Das Jüdel ist eine mittelhochdeutsche Legende, die 458 Reimpaarverse umfasst. Sie entstand um 1200 im bairisch-ostschwäbischen Raum durch einen anonymen Autor. Die Dichtung ist eines der ersten Marienmirakel in deutscher Sprache und handelt von einem jüdischen Kind, das sich trotz des Widerwillens seiner Glaubensgenossen dem Christentum zuwendet.

Autor

Der Verfasser von Das Jüdel ist nicht namentlich bekannt. Dennoch wurden in der Forschung einige Informationen zu ihm herausgearbeitet: Festzuhalten ist, dass er vermutlich von Konrad von Fußesbrunnen beeinflusst ist und in stilistischer Hinsicht dem 12. Jh. nahe steht. Die von Robert Sprenger im Jahr 1882 aufgestellte These, dass es sich beim Verfasser des Jüdel um den Dichter Konrad von Heimesfurt gehandelt habe, wurde bereits 1883 von Elias von Steinmeyer entkräftet. Die Beziehungen zwischen dem Jüdel-Verfasser und Konrad von Heimesfurt sind lediglich auf das Formelhafte beschränkt.

Werk

Überlieferung

Das Jüdel ist in drei Textzeugen überliefert. Die einzige vollständige Überlieferung (W) stammt von ca. 1300 und befindet sich in Wien (Cod. 2696, 35ra–38ra; Wien, Österreichische Nationalbibliothek).

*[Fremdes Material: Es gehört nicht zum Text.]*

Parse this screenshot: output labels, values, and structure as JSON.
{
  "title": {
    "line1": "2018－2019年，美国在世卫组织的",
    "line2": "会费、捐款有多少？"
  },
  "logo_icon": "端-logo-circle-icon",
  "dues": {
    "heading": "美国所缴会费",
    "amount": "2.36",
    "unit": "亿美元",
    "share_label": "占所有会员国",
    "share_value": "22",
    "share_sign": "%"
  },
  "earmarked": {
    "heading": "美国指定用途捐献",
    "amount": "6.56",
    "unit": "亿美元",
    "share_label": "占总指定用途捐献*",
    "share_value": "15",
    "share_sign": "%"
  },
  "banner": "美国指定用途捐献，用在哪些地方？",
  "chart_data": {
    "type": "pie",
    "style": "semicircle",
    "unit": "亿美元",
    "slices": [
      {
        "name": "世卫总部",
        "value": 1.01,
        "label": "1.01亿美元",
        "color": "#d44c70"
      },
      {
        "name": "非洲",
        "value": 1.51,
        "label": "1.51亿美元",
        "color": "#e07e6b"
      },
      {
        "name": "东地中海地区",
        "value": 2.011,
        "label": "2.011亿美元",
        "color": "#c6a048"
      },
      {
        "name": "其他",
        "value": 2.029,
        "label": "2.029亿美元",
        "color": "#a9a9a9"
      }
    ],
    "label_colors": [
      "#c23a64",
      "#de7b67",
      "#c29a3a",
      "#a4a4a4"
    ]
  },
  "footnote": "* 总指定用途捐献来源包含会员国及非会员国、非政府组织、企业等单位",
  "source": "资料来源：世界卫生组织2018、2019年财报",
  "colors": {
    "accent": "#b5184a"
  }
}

Als einander zum Teil überlappende Fragmente überliefert ist Das Jüdel in zwei Handschriften: Das erste Fragment (B) befindet sich heute in der Staatsbibliothek zu Berlin (Hdschr. 397; früher: Weitramsdorf, Schloss Tambach, Ortenburgische Bibliothek). Das zweite Fragment (S) befindet sich in der Stiftsbibliothek in Seitenstetten. Beide Fragmente stammen aus dem 14. Jh. Die Fragmente des Jüdel lassen außerdem auf eine Vorlage schließen, die sich durch unabgesetzte Verse sowie graphische Formen auszeichnet, die für Handschriften aus dem 12. Jh. typisch sind und im 13. Jh. allgemein nicht mehr gebräuchlich sind.

Aufbau und Form

Das Jüdel besteht aus 458 Versen. Der Erzählung ist eine Überschrift vorangestellt, in welcher der Name des Werkes explizit genannt wird: „Daz bůch heizzet das Júdel“. Der erste Teil des Textes besteht aus einem Marienlob (V. 1-14). Daran anschließend bittet der Verfasser Maria, ihren Sohn sowie Gott um Beistand für seine Dichtung (V. 15-23). Er erklärt, dass er von der Gnade erzählen will, die Maria einem Menschen erwiesen habe, welcher sie nie um Hilfe gebeten habe (V. 24-27). Damit setzt die Erzählung über das Jüdel ein, die den größten Teil des Textes ausmacht (V. 28-455). Die letzten 3 Verse enthalten eine Lehre bzw. ein Epimythion mit der Aufforderung zum Mariendienst (V. 456-458), der Verfasser bedient sich hier geläufiger formaler und inhaltlicher Mittel der Mirakelerzählung. Die Erzählung endet schließlich mit einem Amen. Dadurch, dass Marienpreis und die Aufforderung zum Mariendienst am Beginn und am Ende der Legende stehen, wird ein durch die Gottesmutter Maria konstituierter Rahmen geschaffen. Dieser unterstützt das Ziel des Verfassers, den Rezipienten zur Marienverehrung hinzuführen. Mit Ausnahme der ersten vier Verse (V. 1-4), die im Kreuzreim gehalten sind, ist die Legende in Paarreimen abgefasst.

Inhalt

Das Jüdel ist ein Kind jüdischen Glaubens, das eine christliche Schule besucht. Aufgrund des Vermögens seines Vaters, von dem der Lehrer wie auch die anderen Kinder profitieren, sind diese dem Judenkind sehr gewogen. Als sich das Jüdel und seine Mitschüler eines Tages auf dem Schulweg befinden, bleiben sie an einer Kapelle stehen. Dort steht eine Statue, die die Gottesmutter Maria darstellt. Das Jüdel fragt die betenden Kinder, was sie dort täten. Daraufhin lernt es von ihnen, Maria zu verehren.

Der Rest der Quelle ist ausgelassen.